The Cad and the Co-Ed Page 89


“Hey, Sar-bear, how’s it going?” I answered, hoping my playful tone might distract her from tearing me a new one.

“Hi Bryan, I’m good. Been busy with work. Don’t call me that again.”

I chuckled. “Fine. I’ll just call you Sarah the Magnificent then, how does that sound? Though technically, the point of a nickname is to abbreviate rather than to lengthen.”

I heard her exhale on a sigh. “Quit trying to butter me up. It won’t work.”

I mustered my most innocent tone. “What won’t work?”

“Lavishing me with charm. I still want to know how things have been with you. Have you made any progress with that thing we discussed before?”

“Some,” I hedged.

“None, then.”

“No, not none. If thinking about it constitutes progress, then I’ve made lots.”

“Oh Christ, you’re fucking her, aren’t you?”

How the hell did she—?

“I know you, Bryan,” Sarah went on before I could even ask the question. “And I’ve never quite heard that happy-go-lucky tone you’re currently sporting. You’re getting some. It’s obvious.”

“Well, if you must know, I’m not getting any, actually. We decided to slow things down. We’re not having sex. Not anymore.”

“But you were?” Sarah sounded appalled. “Bloody hell, Bryan. Please tell me you at least took her out on a date first.”

Well . . . technically . . .

“Of course I did. What do you take me for?”

“I take you for a rugby-playing horndog; that’s what I take you for.”

“Hey! That’s not fair. I was celibate for two whole years. Cut a fella some slack.”

“Yes, and there was a reason for that. The majority of women you used to sleep with were users. They encouraged your addiction because keeping you shitfaced meant they could run around spending your money. Remember Jennifer? Remember Kylie?”

I grit my teeth. “Yes, I remember them, and you seem to love reminding me, but Eilish is nothing like those two. She’s a good person, Sarah. She . . .”

I was about to say she loves me.

But I didn’t.

Because she hadn’t said the words.

I’d been battling doubt for weeks, ever since I’d admitted the truth and she’d stared at me blankly in return.

My poor decision-making in the past was something that always haunted me. I could distinctly remember thinking the sun shone out of Jennifer’s backside. Kylie’s, too. I could remember thinking they’d never set a foot wrong, similar to how I thought of Eilish.

But, no.

Things were different. She was different. She was honorable. And I was sober now. I was levelheaded enough to know a genuine person when I saw one and Eilish was as authentic as they came.

“So, you said you two have decided to take things slow,” said Sarah. “Was that her decision or yours?”

I thought on that a second, and then answered, “Hers. But mine, too. Well, I agreed with her logic, that is.”

“Of course it was hers,” Sarah mumbled under her breath like I was thick or something.

I grit my teeth but said nothing, not liking her tone. But she was my sponsor. She’d been there for me through dark times. I owed her a listen.

She blew out a breath. “Look, I’m only trying to play devil’s advocate here, but have you ever considered that withholding sex could be her way of stringing you along?”

“Sarah,” I growled, warning in my tone.

“Just hear me out. This is all purely hypothetical. So, she lets you have her, gives you a taste of what you’ve been missing all these years, then pulls the brakes. She knows you’ve had problems with addiction and she’s using it against you, only this time through sex. If she keeps dangling that cherry over your head, she knows you’ll do whatever she wants, including accepting Patrick as yours without a paternity test. Next thing you know, you’re married with a kid that’s not even yours.”
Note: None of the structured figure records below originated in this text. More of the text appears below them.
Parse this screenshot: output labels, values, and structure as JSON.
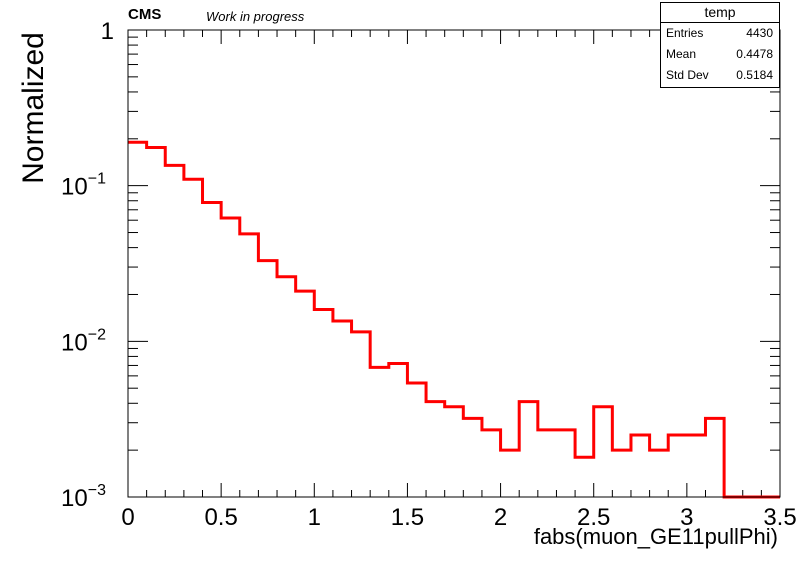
{
  "header": {
    "experiment": "CMS",
    "status": "Work in progress"
  },
  "stats": {
    "title": "temp",
    "rows": [
      {
        "label": "Entries",
        "value": "4430"
      },
      {
        "label": "Mean",
        "value": "0.4478"
      },
      {
        "label": "Std Dev",
        "value": "0.5184"
      }
    ]
  },
  "chart_data": {
    "type": "histogram",
    "title": "",
    "xlabel": "fabs(muon_GE11pullPhi)",
    "ylabel": "Normalized",
    "xlim": [
      0,
      3.5
    ],
    "ylim": [
      0.001,
      1
    ],
    "yscale": "log",
    "grid": false,
    "line_color": "#ff0000",
    "x_ticks": [
      "0",
      "0.5",
      "1",
      "1.5",
      "2",
      "2.5",
      "3",
      "3.5"
    ],
    "y_ticks": [
      {
        "base": "1",
        "exp": ""
      },
      {
        "base": "10",
        "exp": "−1"
      },
      {
        "base": "10",
        "exp": "−2"
      },
      {
        "base": "10",
        "exp": "−3"
      }
    ],
    "bin_edges": [
      0,
      0.1,
      0.2,
      0.3,
      0.4,
      0.5,
      0.6,
      0.7,
      0.8,
      0.9,
      1.0,
      1.1,
      1.2,
      1.3,
      1.4,
      1.5,
      1.6,
      1.7,
      1.8,
      1.9,
      2.0,
      2.1,
      2.2,
      2.3,
      2.4,
      2.5,
      2.6,
      2.7,
      2.8,
      2.9,
      3.0,
      3.1,
      3.2,
      3.3,
      3.4,
      3.5
    ],
    "values": [
      0.19,
      0.176,
      0.135,
      0.11,
      0.078,
      0.062,
      0.049,
      0.033,
      0.026,
      0.021,
      0.016,
      0.0135,
      0.0115,
      0.0068,
      0.0072,
      0.0054,
      0.0041,
      0.0038,
      0.0032,
      0.0027,
      0.002,
      0.0041,
      0.0027,
      0.0027,
      0.0018,
      0.0038,
      0.002,
      0.0025,
      0.002,
      0.0025,
      0.0025,
      0.0032,
      0.001,
      0.001,
      0.001
    ]
  }
}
That was a laugh. There was no doubt Patrick was mine. “You’re letting your imagination run away with you. He’s the spitting image of me,” I said, at the same time remembering the incident after our first date, when Eilish’s neighbor had mentioned Patrick telling her his mummy was going to get married. I hadn’t had the chance to question him about it, had tried to brush it off as childish folly.

Now I began to doubt myself, just like I always did.

No.

No, no, no.

Sarah didn’t know Eilish like I did. She was seeing all this through a tiny lens. She’d never seen how it was when we were together. She didn’t know how right it felt.

“You’re wrong, Sarah,” I told her flatly. “Eilish would never come up with something so convoluted, something so manipulative. If you ever met her in person, you’d know it’s true.”

There was a long moment of silence on her end of the line, and I thought she was going to argue with me until I was blue in the face. But then all she said was, “Okay.”

Okay? That was it?

“If you trust her then I’ll trust her,” she went on. “You’re a grown-up and I guess there comes a point when every sponsor has to let their sponsee make their own choices. Maybe I’m just being overprotective. Maybe you know better than I do.”

I felt strange. I’d been trying to get her to accept Eilish all this time, and now that she was relenting it felt like she was giving up on me. I didn’t like it, and my confidence wavered.